2023-10-19 02:00:00
Johanna Milz-Lechner has been coming and going here for years, no decades. A comrade greets them friendly. Here, this is the Lengfelden fire station. Johanna’s grandfather was a co-founder of this fire brigade, which belongs to the Bergheim local fire department. She first came into contact with the fire department through her father. In the 1980s, the neighboring fire station urgently needed a person to man the radio room. The technology-savvy young woman was studying for an amateur radio exam at the time. The now 70-year-old remembers: “When my father asked me whether I would also find fire service radio exciting, I was very interested.”
As a woman among men
She joined in 1987. This meant that for a long time she was the only woman on the fire engine. At that time there were very few women serving in the volunteer fire department in the entire state. She has only had positive experiences with her direct colleagues in Lengfelden. “I’ve only received appreciation here.” Even if the fire brigade was not initially aimed at a woman as a member. There was no women’s locker room. The solution: the disabled toilet.
Even though it was unusual, it didn’t take courage to break into such a male domain, says Johanna. But an oily skin. “So that everything that is said flows from you.” Because at the section level, which includes the fire departments in northern Flachgau, a lot has actually been said regarding them. “Someone once said whether any idiot might join the fire department. It wasn’t that easy.”
A mission that will be remembered
Johanna did not allow herself to be driven away and stayed. In addition to her radio training, she underwent peer training. A system for which that of the Red Cross served as a model and is intended to help colleagues following stressful missions. As a peer, Johanna supported her fellow firefighters with psychological challenges while on duty. She particularly remembers one mission. “That was in Nußdorf a few years ago. The fire chief there called me and asked for help. A tragic mission put a heavy burden on young members.” In May 2012, three young women plunged their car into the Oichten River. They were trapped under water in the accident, two women died, one of whom died at the scene of the accident. “The firefighters who got there tried with everything they had to turn the car around. With little success. The young comrades were so affected. You then look for the fault in yourself. They asked themselves: We were too slow?” Johanna conducted individual and group discussions with them. “I explained to them: Guys, it mightn’t work out.” In such situations you need a lot of empathy.

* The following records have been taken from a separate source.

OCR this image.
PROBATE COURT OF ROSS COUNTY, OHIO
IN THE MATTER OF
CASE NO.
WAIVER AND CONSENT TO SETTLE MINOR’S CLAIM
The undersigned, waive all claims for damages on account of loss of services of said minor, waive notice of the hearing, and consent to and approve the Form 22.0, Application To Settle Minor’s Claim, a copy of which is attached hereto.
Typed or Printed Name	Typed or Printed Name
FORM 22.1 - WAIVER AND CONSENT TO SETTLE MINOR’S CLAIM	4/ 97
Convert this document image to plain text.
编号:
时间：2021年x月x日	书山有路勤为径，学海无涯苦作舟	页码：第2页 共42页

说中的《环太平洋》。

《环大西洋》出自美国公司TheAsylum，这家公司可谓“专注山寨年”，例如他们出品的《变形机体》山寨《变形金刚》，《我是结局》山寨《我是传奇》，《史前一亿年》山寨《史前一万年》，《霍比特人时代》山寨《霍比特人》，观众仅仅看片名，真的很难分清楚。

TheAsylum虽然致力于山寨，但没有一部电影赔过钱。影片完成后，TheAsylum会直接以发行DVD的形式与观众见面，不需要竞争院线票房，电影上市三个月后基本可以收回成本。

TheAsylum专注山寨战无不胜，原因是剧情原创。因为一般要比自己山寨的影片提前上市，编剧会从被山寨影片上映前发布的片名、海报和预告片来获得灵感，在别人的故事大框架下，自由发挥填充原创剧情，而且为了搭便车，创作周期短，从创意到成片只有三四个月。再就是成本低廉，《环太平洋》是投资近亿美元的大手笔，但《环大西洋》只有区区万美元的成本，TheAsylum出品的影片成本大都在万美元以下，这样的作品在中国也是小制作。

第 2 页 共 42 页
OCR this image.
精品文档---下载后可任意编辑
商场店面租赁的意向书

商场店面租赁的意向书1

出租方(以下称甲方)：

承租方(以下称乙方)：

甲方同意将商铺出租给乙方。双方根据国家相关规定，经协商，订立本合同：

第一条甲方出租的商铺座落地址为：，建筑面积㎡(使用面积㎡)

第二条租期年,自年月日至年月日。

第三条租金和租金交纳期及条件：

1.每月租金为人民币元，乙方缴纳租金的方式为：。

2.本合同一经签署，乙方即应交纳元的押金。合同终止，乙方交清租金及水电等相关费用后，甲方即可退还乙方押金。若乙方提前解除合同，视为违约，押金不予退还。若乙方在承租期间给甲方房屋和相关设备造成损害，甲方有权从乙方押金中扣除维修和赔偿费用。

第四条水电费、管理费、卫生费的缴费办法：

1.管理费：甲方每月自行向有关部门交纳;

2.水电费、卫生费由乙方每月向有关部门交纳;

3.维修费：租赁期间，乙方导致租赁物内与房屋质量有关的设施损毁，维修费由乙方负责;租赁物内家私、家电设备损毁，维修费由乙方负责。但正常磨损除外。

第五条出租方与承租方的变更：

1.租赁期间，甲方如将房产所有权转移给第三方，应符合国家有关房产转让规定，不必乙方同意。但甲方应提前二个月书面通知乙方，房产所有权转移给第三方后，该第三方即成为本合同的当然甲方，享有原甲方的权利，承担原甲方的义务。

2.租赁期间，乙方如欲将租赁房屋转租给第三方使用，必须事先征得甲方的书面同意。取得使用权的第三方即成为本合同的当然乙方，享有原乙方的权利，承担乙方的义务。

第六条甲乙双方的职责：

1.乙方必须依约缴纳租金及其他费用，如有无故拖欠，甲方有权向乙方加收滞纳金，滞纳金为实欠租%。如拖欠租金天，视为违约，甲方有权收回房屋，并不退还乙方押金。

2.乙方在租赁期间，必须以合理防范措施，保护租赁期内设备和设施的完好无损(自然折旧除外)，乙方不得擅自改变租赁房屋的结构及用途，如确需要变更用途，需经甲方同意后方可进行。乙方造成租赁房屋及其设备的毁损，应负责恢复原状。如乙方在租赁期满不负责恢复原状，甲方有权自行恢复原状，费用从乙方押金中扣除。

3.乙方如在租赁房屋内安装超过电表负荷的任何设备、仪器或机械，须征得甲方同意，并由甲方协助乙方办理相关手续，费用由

At the age of 70, she broke the “sound barrier” in the volunteer fire department. Then active service must be acknowledged for all members. On the one hand, because it would be too dangerous, and on the other hand, because you would no longer be insured during operations. Johanna still likes to do the sparking. She alternates with colleagues and, among other things, takes on the siren rehearsal on weekends. For them, the fire service is a significant part of their lives. This allowed her to get to know places that she would never have been able to go otherwise. She visited Brazil and New York with her comrades. “The fire department is the best thing that might have happened to me,” she says. It’s nice that there are more comrades there in the meantime. “The fire department is a big whole with many sub-areas. Not everyone has to be a muscle man. Whether man or woman, whether small, petite, or tall and strong: If you’re interested, you’ll find a place here where you can do something can afford.”
Group photos from the past years hang on the wall in the staircase of the Lengfelden fire station. In the middle of the many men in brown uniforms, beautifully symmetrically positioned, stands the 1992 version of Johanna. And smiles proudly.